A subset of CD8+ T cells acquiring selective suppressive properties may play a role in GvHD management.

Difficulty in segregating graft-versus-tumor effect (GvT) from graft-versus-host disease (GvHD) remains a major limitation of allogeneic stem cell transplantation (Allo SCT). Naturally occurring regulatory T cells have been suggested to suppress alloreactive T cells involved in GvHD; however, their non-selective suppressive effect raises concern regarding probable attenuation of the GvT effect.

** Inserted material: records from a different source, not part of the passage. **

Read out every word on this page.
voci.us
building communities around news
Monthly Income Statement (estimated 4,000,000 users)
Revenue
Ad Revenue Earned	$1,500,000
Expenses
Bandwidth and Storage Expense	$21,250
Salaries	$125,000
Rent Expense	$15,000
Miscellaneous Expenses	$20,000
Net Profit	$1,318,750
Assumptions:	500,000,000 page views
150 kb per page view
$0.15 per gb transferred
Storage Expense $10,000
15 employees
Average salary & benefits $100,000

Recent studies suggested inducible CD8 (iCD8) cells to be useful in suppressing autoimmune reactions, although their function in the Allo SCT setting has not been fully explored. The current study assessed in-vitro the properties of iCD8 T cells, generated in response to allogeneic dendritic cells (DCs), imitating the Allo SCT conditions. CD25(-) peripheral blood mononuclear cells (PBMCs) were stimulated with allogeneic DCs in mixed lymphocyte culture (MLC). The resultant iCD8(+)CD25(+) population was isolated and assessed for phenotypic markers, cytokine expression profile, cell proliferation, inhibitory capacity and anti-viral response. The generated CD8(+)CD25(+)FOXP3(+) T cells selectively inhibited the primary allogeneic response, without attenuating T cell response against other stimuli, such as mitogens or a cytomegalovirus (CMV) recall antigen. In conclusion, iCD8(+)CD25(+) cells suppress allogeneic stimulation, while maintaining the capacity to respond to infectious pathogens. These cells could be potentially efficient in the Allo SCT setting, where GvHD prevention is required.